I can't make a case that spreads are going to tighten much from here, if at all. We are near the all-time tights in spreads and the all-time lows in yields. But, I don't foresee significant spread widening. I think that the high-yield market should generate attractive returns particularly compared to other fixed-income asset classes, but these returns will be comprised primarily by yield. The economy seems strong, balance sheets are improving and there does not appear much risk in upsetting that situation. But, alternatively, it is mathematically difficult to generate significant returns being double digit at this point.

 

Do you think the recent back up in the high-yield market will continue?
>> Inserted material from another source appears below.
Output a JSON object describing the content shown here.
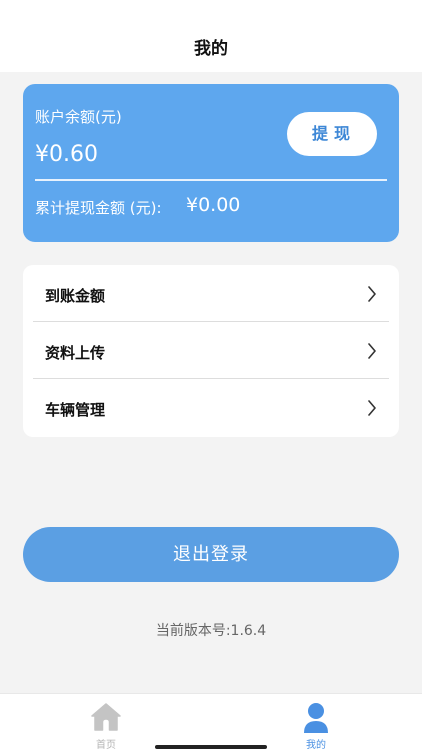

I think the recent backup was healthy. It was based more on valuation and not necessarily on fundamentals. I would be more concerned if the backup was a function of weakening in the economy or weakening fundamentals of issuers in the high-yield market. But since it seems to be primarily based on valuation, I think that it was appropriate and does not foretell longer-term negative returns.

 

Do you feel you are protected enough with current
covenant packages?

One concern that we have with respect to covenants in the high-yield market is that there is a large number of bonds previously investment grade-rated that have weaker covenants than high-yield bonds do. Those fallen angles have an added layer of risk that needs to be accounted for.

 

What is your view on dividend deals?

We surely are not a big fan of them. I think they are one of the main reasons for the recent backup in spreads. It was nice to see the high-yield market show some discretion with respect to those structures. We prefer more-traditional uses of proceeds, such as expansion and other business-enhancing prospects.

 

Any other interesting structures these days?

Along the lines of the last comment, we have begun to see some holding company zero structures. Again, this is not necessarily a structure we find palatable and we will continue to avoid those types of structures.